I’ve been learning how to use the Spring framework for hibernate transaction management, and so far it has been a great help for that purpose. The problem is that recently, I realized that I hadn’t been giving much thought to how the pattern that I chose handles concurrency, specially in the case of a web application.
Below is the code that exemplifies the pattern that I’m using, which is a combination of some examples I found, and a custom servlet implementation. I have a few doubts about how this pattern works and whether it is thread-safe since I customized it a bit. Some of my concerns are:
- Even though servlets are technically not singletons, I’m under the impression that most of the time there will be only a single instance for each servlet class.
- If I understand correctly, each auto-wired property will be a singleton, so if the above its true, then there’ll be a single servlet instance with a single service instance, which in turn has a single DAO instance, which has its own SessionFactory instance.
- If the above is correct then I can imagine that every request on the servlet will be using the same objects and I wonder whether this is a good thing. After giving it some thought I can’t tell whether it would be better for thread-safety to have singletons or to have new instances created for each http request.

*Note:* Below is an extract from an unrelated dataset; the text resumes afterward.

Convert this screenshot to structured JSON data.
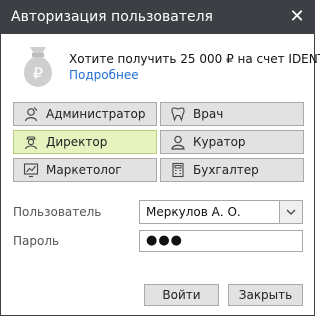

- Usually these spring patterns have a @Controller class which I skipped in favor of our custom servlet and I’m wondering whether that could break the concurrency of the pattern somehow.
Thanks
public interface UserDAO
{
public void save(User user);
}
@Repository
public class HibernateUserDAO implements UserDAO
{
@Autowired(required=true)
protected SessionFactory sessionFactory;
public void save(User user)
{
this.sessionFactory.getCurrentSession().save(user);
}
}
public interface UserService
{
public void saveUser(User user);
}
@Service
public class DefaultUserService implements UserService
{
@Autowired(required=true)
private UserDAO userDAO;
@Transactional
public void saveUser(User user)
{
this.userDAO.save(user);
}
}
public class UserServlet extends CustomServlet
{
@Autowired(required=true)
private UserService userService;
public void init() throws ServletException
{
super.init();
SpringBeanAutowiringSupport.processInjectionBasedOnCurrentContext(this);
}
protected void processRequest(HttpServletRequest request, HttpServletResponse response) throws ServletException, IOException
{
//would call the appropriate method depending on parameters, etc.
//simplified here for demonstration purposes
this.userService.saveUser(user);
}
}
If you have a suitable strategy set up in the Hibernate configuration, then
sessionFactory.getCurrentSession()will return a scoped session, not a global one. Session factories are intended to be singletons, that’s quite correct;getCurrentSession()is the usual method to bridge to the current context scope.“suitable strategy” varies, but if you’re using the spring transaction management wrapped around your DAO, then a session will have a lifetime of a DAO method call, and Spring will orchestrate calling commit/rollback as appropriate on exit.